200-400 mg/week, split into 2-3 injections; see How Much Trestolone 100 for Bodybuilding. Start at 200 mg—consult professionals for dosing.
How does Trestolone 100 work?
It binds androgen receptors for massive muscle growth; see Mechanism of Action. It delivers rapid results—monitor with labs.
What is Trestolone 100 used for?
It's used for muscle growth, strength, and fat loss in bulking or cutting; see Key Benefits. It suits advanced users—use with professional oversight.
How long does it take to notice effects from Trestolone 100?
Due to its fast-acting nature, users often report noticeable changes in strength, muscle fullness, and performance within a relatively short period of consistent use.

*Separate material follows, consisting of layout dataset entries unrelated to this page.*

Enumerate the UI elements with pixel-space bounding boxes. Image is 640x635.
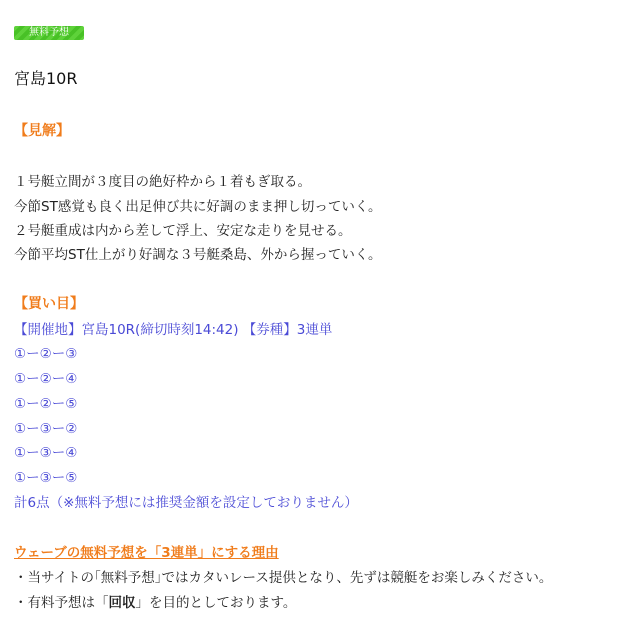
analysis-line-2: 今節ST感覚も良く出足伸び共に好調のまま押し切っていく。 xyxy=(14,199,382,215)
analysis-line-3: ２号艇重成は内から差して浮上、安定な走りを見せる。 xyxy=(14,223,352,239)
reason-heading: ウェーブの無料予想を「3連単」にする理由 xyxy=(14,545,279,561)
race-title: 宮島10R xyxy=(14,69,78,88)
free-prediction-badge: 無料予想 xyxy=(14,26,84,40)
analysis-heading: 【見解】 xyxy=(14,123,70,139)
bet-combo-4: ①ー③ー② xyxy=(14,421,78,437)
reason-line-1: ・当サイトの｢無料予想｣ではカタいレース提供となり、先ずは競艇をお楽しみください。 xyxy=(14,570,553,586)
bet-combo-2: ①ー②ー④ xyxy=(14,371,78,387)
bets-total: 計6点（※無料予想には推奨金額を設定しておりません） xyxy=(14,495,358,511)
reason-line-2-pre: ・有料予想は「 xyxy=(14,595,109,611)
bet-combo-3: ①ー②ー⑤ xyxy=(14,396,78,412)
reason-line-2 xyxy=(14,591,296,611)
bets-heading: 【買い目】 xyxy=(14,296,84,312)
reason-line-2-bold: 回収 xyxy=(108,595,136,611)
bet-combo-5: ①ー③ー④ xyxy=(14,445,78,461)
analysis-line-4: 今節平均ST仕上がり好調な３号艇桑島、外から握っていく。 xyxy=(14,247,382,263)
bet-combo-6: ①ー③ー⑤ xyxy=(14,470,78,486)
bet-combo-1: ①ー②ー③ xyxy=(14,346,78,362)
bets-info: 【開催地】宮島10R(締切時刻14:42) 【券種】3連単 xyxy=(14,322,333,338)
analysis-line-1: １号艇立間が３度目の絶好枠から１着もぎ取る。 xyxy=(14,174,311,190)
reason-line-2-post: 」を目的としております。 xyxy=(135,595,297,611)
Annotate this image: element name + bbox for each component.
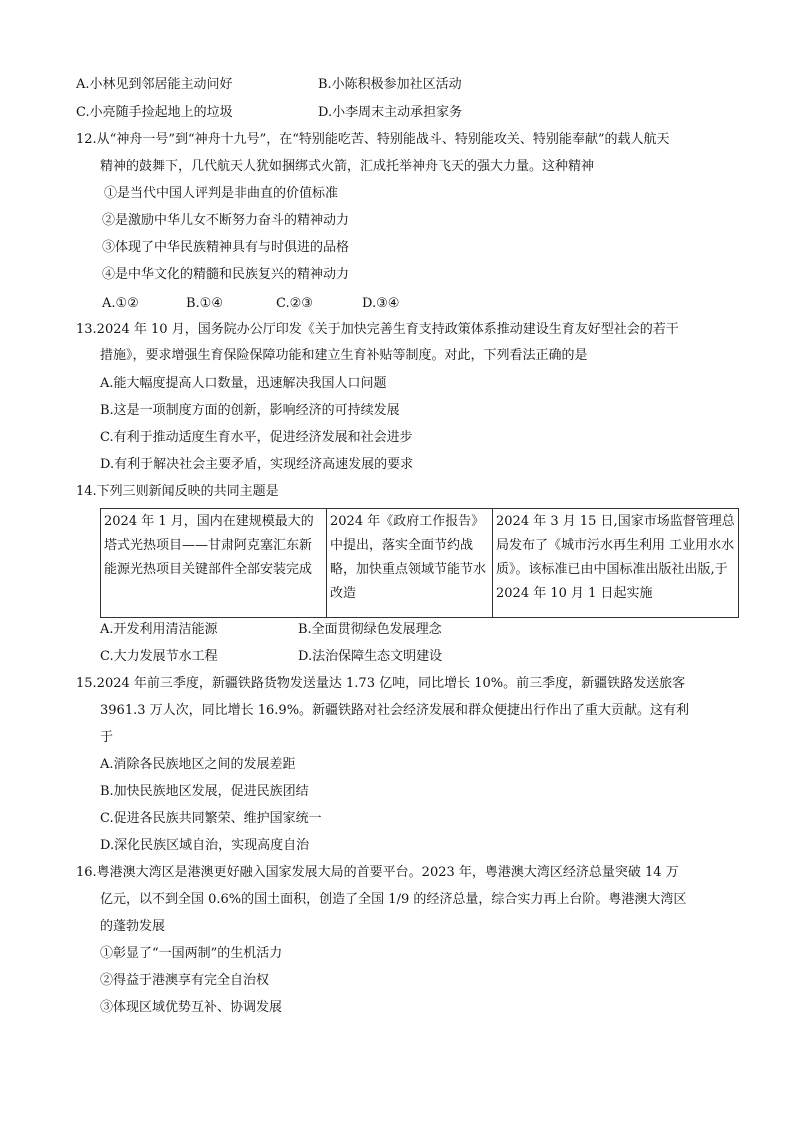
q11-option-d: D.小李周末主动承担家务: [318, 105, 463, 120]
q14-news-table: [100, 508, 739, 618]
q14-news-1: 2024 年 1 月，国内在建规模最大的塔式光热项目——甘肃阿克塞汇东新能源光热项目关键部件全部安装完成: [101, 509, 327, 618]
q14-option-c: C.大力发展节水工程: [100, 649, 218, 664]
q15-option-a: A.消除各民族地区之间的发展差距: [100, 757, 296, 772]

What are the main benefits of Trestolone 100?
Commonly reported benefits include rapid muscle mass gains, significant strength increases, improved muscle density, enhanced recovery, and strong anabolic activity.
Is Trestolone 100 used for bulking or cutting?
Trestolone 100 is most commonly associated with aggressive bulking and recomposition phases due to its strong anabolic effects and rapid results.
What are the possible side effects of Trestolone 100?
Potential side effects may include estrogen-related effects, acne, oily skin, mood changes, and strong suppression of natural testosterone production.